When he returned home, he spent the next few weeks trying to regain his strength by eating chicken cutlets his coach, Galina Zmievskaya, was feeding him.

On Sunday, Weir fought off criticism that he was not being tough enough, and that Michael Jordan ” known to play in important games, even when ill ” would not have made excuses.

“Michael Jordan had an entire team around him,” Weir said in his defense. “I’m just a single, skinny, sparkly boy standing in the middle of the ice by myself.”

He said he hoped the U.S. Figure Skating committee that chooses the team for the world championships would pick him to compete anyway, based on his past performances.

It did not.

U.S. Figure Skating on Sunday announced its team for the world championships. On the women’s side, Alissa Czisny, who won the national title on Saturday, and Rachael Flatt, the runner-up and reigning junior world champion, made the list. They must finish a combined 13th for the U.S. women to earn three spots at the Olympics.

That will make Zakrajsek one of the busiest coaches there. Already, he coaches three of the top four men at nationals ” Abbott, Mroz and Ryan Bradley, who finished fourth. He also coaches Flatt.

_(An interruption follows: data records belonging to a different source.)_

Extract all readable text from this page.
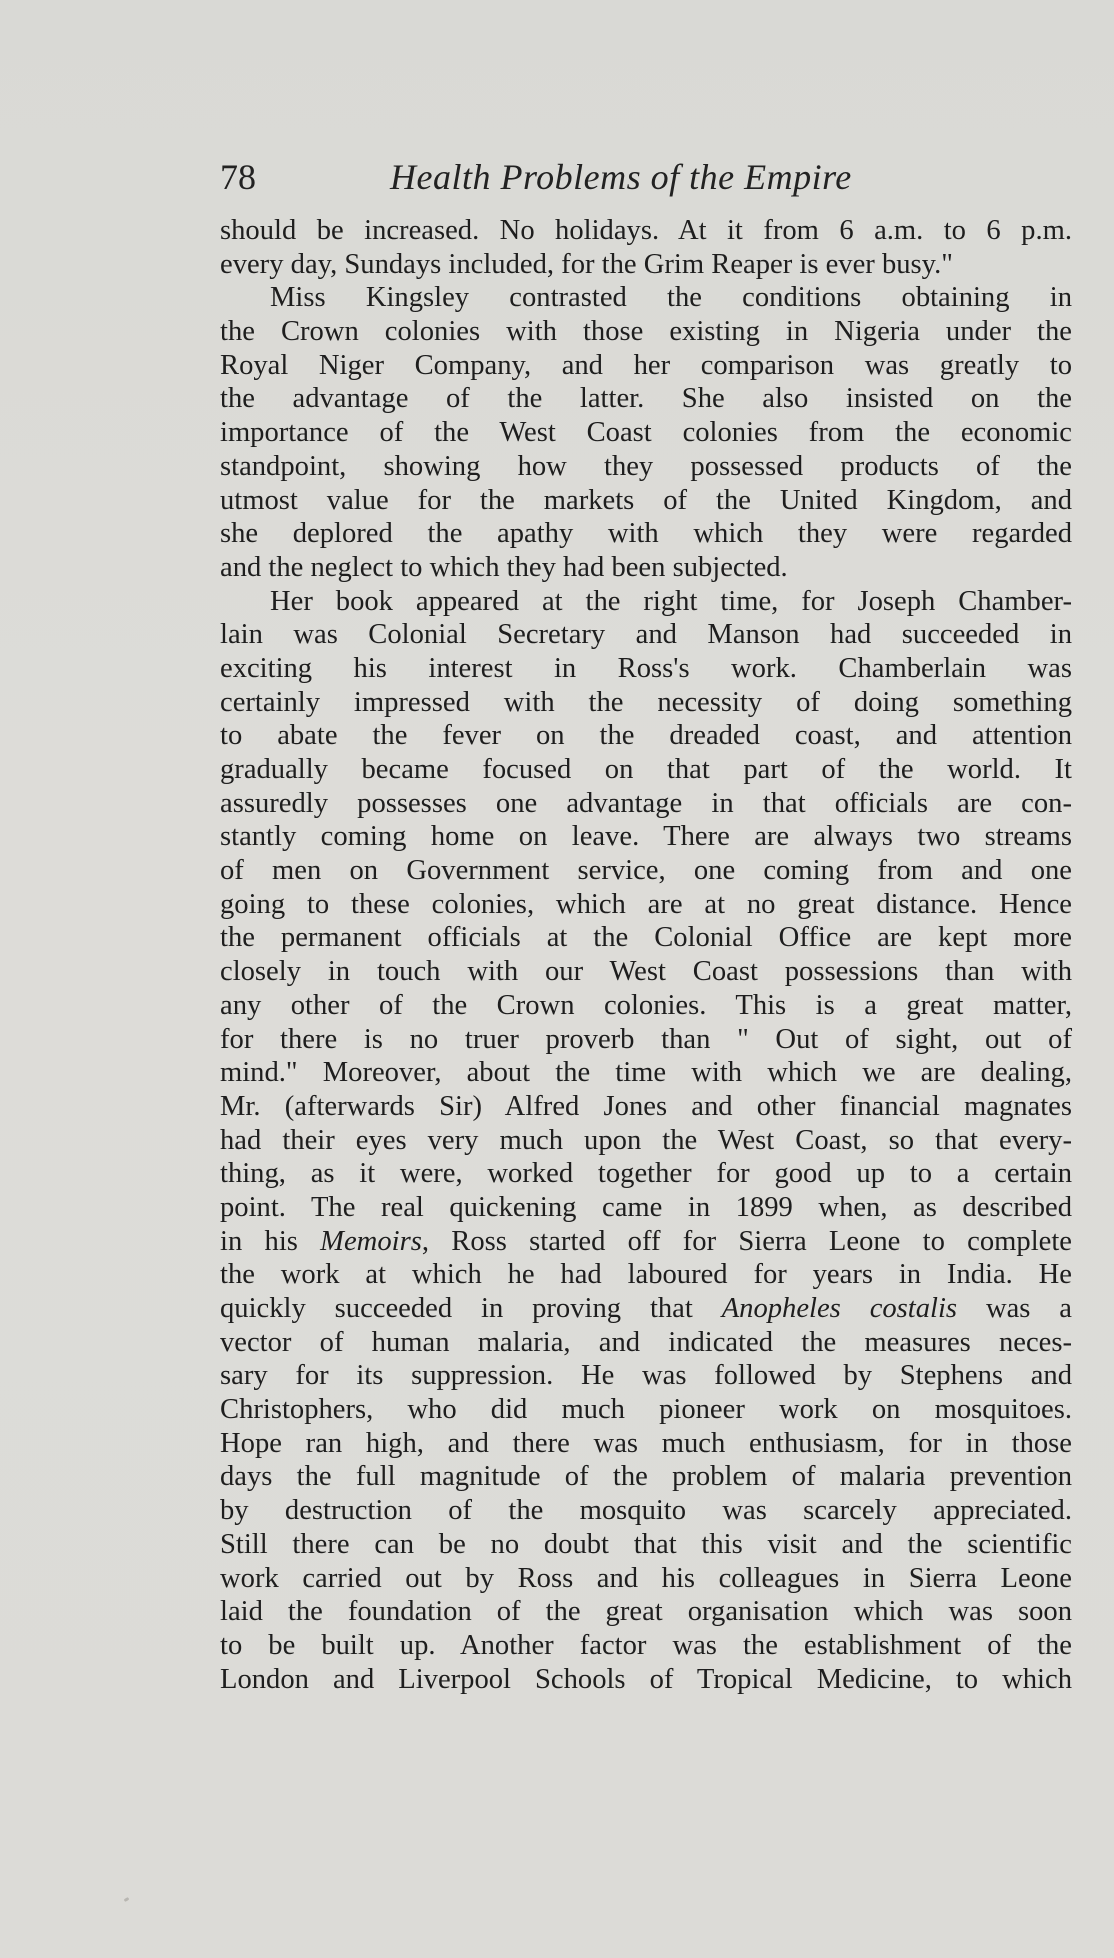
78	Health Problems of the Empire
should be increased. No holidays. At it from 6 a.m. to 6 p.m.
every day, Sundays included, for the Grim Reaper is ever busy."
Miss Kingsley contrasted the conditions obtaining in
the Crown colonies with those existing in Nigeria under the
Royal Niger Company, and her comparison was greatly to
the advantage of the latter. She also insisted on the
importance of the West Coast colonies from the economic
standpoint, showing how they possessed products of the
utmost value for the markets of the United Kingdom, and
she deplored the apathy with which they were regarded
and the neglect to which they had been subjected.
Her book appeared at the right time, for Joseph Chamber-
lain was Colonial Secretary and Manson had succeeded in
exciting his interest in Ross's work. Chamberlain was
certainly impressed with the necessity of doing something
to abate the fever on the dreaded coast, and attention
gradually became focused on that part of the world. It
assuredly possesses one advantage in that officials are con-
stantly coming home on leave. There are always two streams
of men on Government service, one coming from and one
going to these colonies, which are at no great distance. Hence
the permanent officials at the Colonial Office are kept more
closely in touch with our West Coast possessions than with
any other of the Crown colonies. This is a great matter,
for there is no truer proverb than " Out of sight, out of
mind." Moreover, about the time with which we are dealing,
Mr. (afterwards Sir) Alfred Jones and other financial magnates
had their eyes very much upon the West Coast, so that every-
thing, as it were, worked together for good up to a certain
point. The real quickening came in 1899 when, as described
in his Memoirs, Ross started off for Sierra Leone to complete
the work at which he had laboured for years in India. He
quickly succeeded in proving that Anopheles costalis was a
vector of human malaria, and indicated the measures neces-
sary for its suppression. He was followed by Stephens and
Christophers, who did much pioneer work on mosquitoes.
Hope ran high, and there was much enthusiasm, for in those
days the full magnitude of the problem of malaria prevention
by destruction of the mosquito was scarcely appreciated.
Still there can be no doubt that this visit and the scientific
work carried out by Ross and his colleagues in Sierra Leone
laid the foundation of the great organisation which was soon
to be built up. Another factor was the establishment of the
London and Liverpool Schools of Tropical Medicine, to which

Zakrajsek juggled his duties on Sunday skillfully. To calm a jittery Abbott, he did something he often does to rally his skaters or to soothe them: recited a quote from the basketball coach John Wooden.

“If you have patience, you will have great success,” Zakrajsek, 45, said he told Abbott before the skate.

Still, Zakrajsek needed to heed some of that advice himself during the competition. In a conversation with Brian Boitano, the 1988 Olympic gold medalist, the usually composed Zakrajsek became a bit unfurled. He said Boitano had told him that he could end up as coach of all the skaters on the world team.

“I was like: ‘Oh, get out of here! I don’t want to think about that,”‘ Zakrajsek recalled.

Boitano’s prediction, however, nearly came true.

After the medal ceremony, Abbott, Mroz and Bradley stood side by side on the rink’s floor to sign autographs. On their faces were smiles as frozen as the ice upon which they glided.

Later, Zakrajsek gathered them and thanked them.

“For me and my 20 years of coaching, this is a really special moment and probably may never be replicated ever,” he recalled saying, “even if I continue coaching for another 20 years.”